A bird feasts on my aster seeds – I am not an expert, but maybe a common chaffinch.
Plants as Natural Bird Feeders
Over my years of gardening I have gravitated towards plants that act as natural bird feeders. They might be seed producers like asters or sunflowers or they could be fruit and berry producers. I do have bird feeders up where I put out food for the birds but nothing that I can buy matches the volume and variety found on my trees, shrubs, and herbaceous plants.
I choose my plants to feed the birds and leave seed heads on plants like aster rather than cutting them down as soon as they have finished flowering.
Flowering Dogwood fruit – Cornus florida – a fall food favored by many birds.
Think of the number of dogwood fruit on a tree, or the sunflower seeds packed into a seed head and you can imagine how a whole garden can feed many birds. The key is to pay attention to what the birds in your neighborhood are eating. If you are not sure what to plant for them look for native plants that produce fruits or seeds that are liked by birds.
An Energy Bar for Migrating Birds
One of my favorite bird-feeding plants is the East Coast native flowering dogwood. Each red fruit is packed with goodness that is a sought after food source for both resident small birds and those migrating back to warmer climates for the winter. I refer to it as an energy bar for birds with plenty of fat and protein to keep them flying hundreds or thousands of miles.
Good Bird-Feeding Plants
Deciduous holly has berries on the female plants that are readily eaten by many birds – Ilex verticillata.
Holly trees and shrubs are a great choice. There are male and female plants. The female plants bear berries that are a favorite treat for many bird species.
Sunflowers are fabulous pollinator plants and easy to grow from spring-sown seeds.
Sunflowers are another great choice to feed the birds.
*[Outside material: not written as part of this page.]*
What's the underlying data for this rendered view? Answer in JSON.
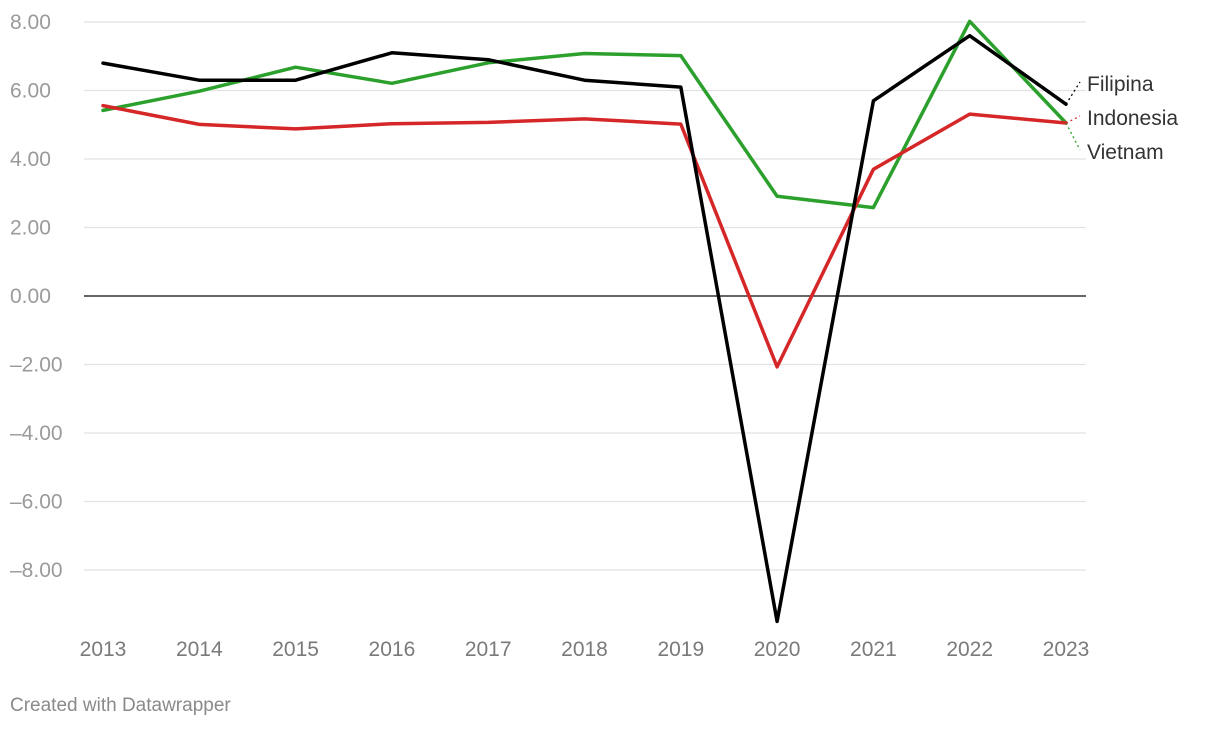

The flowers are wonderful for pollinators and then the seeds are loved by birds like goldfinches.
As the sunflowers fade the seeds develop.
Find the goldfinch eating the sunflower seeds. They are very skittish and so are hard to photograph. The garden sculpture is my ‘Tin Man’
Final Thoughts – Bunnies Versus Birds
Enjoy the other creatures that live in your garden. Work out whether you can feed some of them naturally. I concentrate on providing fruit, berry, and seed-producing trees, shrubs and herbaceous plants to feed the birds. I do try to keep rabbits out of a few garden areas but fail most of the time. I also wish that the bunnies had not eaten so many of my baby sunflower seedlings that I planted to feed the birds!